Maine Green Independent Party
FOR IMMEDIATE RELEASE
March 14, 2019
For more information:
Jon Olsen, MGIP co-chair, [email protected], (207) 549-7787
Niomi Larrivee, MGIP co-chair, [email protected]
John Rensenbrink, MGIP co-founder and advisor, [email protected]
Kim Pfusch, Chair, Lewiston Green Independent Committee, Member, MGIP State Committee, [email protected]
The Green Independent Party is an ecologically-focused political party that has been on Maine's ballot for more than 20 years and initially formed in 1984.
In addition to redistributing electricity from greenhouse gas-producing sources and adversely impacting the development of clean renewable energy, the corridor would damage hundreds of miles of Maine's natural environment and lead to the seizure of personal properties.
The states of New Hampshire and Vermont have both rejected proposals for a transmission line corridor.
"CMP is not listening to the will of Maine's people, towns and businesses," said Niomi Larrivee, co-chair of the party. "CMP is trying to buy us out. We are on the losing end. Property rights would be lost via eminent domain. This will impact our tourist trade: destroying valuable trusts, sanctuaries, ancient Native American treasures, parks and our personally owned land."
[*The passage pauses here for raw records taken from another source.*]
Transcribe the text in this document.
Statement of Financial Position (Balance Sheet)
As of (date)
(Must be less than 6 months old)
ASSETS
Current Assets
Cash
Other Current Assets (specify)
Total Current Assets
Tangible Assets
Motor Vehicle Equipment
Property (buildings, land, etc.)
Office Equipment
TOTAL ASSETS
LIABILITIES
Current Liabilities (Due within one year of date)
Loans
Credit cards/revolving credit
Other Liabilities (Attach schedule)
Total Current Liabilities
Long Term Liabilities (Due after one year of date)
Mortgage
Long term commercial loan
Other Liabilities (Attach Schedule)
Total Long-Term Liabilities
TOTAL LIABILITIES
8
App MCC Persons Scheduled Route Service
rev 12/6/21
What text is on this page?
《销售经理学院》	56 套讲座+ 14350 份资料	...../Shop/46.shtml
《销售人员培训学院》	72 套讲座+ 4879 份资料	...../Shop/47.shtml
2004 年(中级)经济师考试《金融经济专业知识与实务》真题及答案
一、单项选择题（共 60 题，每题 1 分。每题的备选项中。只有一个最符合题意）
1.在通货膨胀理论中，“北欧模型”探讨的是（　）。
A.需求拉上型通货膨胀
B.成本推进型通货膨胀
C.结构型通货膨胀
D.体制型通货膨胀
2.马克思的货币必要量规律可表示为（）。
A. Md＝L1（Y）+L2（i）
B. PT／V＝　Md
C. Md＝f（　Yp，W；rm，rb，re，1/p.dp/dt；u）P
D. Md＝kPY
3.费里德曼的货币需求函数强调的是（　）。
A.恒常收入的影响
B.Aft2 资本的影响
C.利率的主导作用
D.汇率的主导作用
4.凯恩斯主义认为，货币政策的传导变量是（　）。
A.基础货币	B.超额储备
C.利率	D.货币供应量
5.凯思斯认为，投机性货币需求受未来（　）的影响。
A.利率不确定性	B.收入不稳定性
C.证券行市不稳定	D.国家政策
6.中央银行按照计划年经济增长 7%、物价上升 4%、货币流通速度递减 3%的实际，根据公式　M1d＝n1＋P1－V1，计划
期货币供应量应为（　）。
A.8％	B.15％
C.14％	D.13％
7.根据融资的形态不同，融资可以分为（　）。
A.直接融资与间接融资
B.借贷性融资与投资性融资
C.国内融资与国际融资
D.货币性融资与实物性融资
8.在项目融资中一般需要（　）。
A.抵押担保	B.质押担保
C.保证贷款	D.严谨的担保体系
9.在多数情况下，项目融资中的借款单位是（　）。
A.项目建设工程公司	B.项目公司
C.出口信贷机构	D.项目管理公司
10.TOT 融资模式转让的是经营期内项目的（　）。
John Rensenbrink, a co-founder and advisor of the party, said the proposal is an example of a corporation failing to work for the public good. "The top leadership of Central Maine Power has consistently put their own money and control ahead of what is good for the company as a whole and well ahead of what is good for the people of Maine," Rensenbrink said.
Kimberly Pfusch, chair of the Lewiston Green Independent committee, said, "Residents are asking why a foreign owned company can do this. We want our power to be owned by local citizens."
The proposed corridor would cut through Lewiston and more than 30 other Maine towns and cities.
As well as opposing the corridor, the party endorses "An Act to Create the Maine Power Delivery Authority".
Jon Olsen, senior co-chair of the party, said the bill would benefit Maine because revenue would remain in Maine instead of being "siphoned off to Spain for the benefit of CMP's parent company."
Olsen said the newly-created power delivery authority would be "accountable strictly and only to the people of Maine," and would be created without an additional tax burden on ratepayers if CMP were purchased over time with a bond.
"The new entity, which can be run nearly non-profit if desired, would be far more willing to invest in alternative, sustainable energy not dependent on foreign-sourced fossil fuel products, provided that this entity has the authority to deliver and produce electricity for the use of Mainers," Olsen added. "This means more good jobs."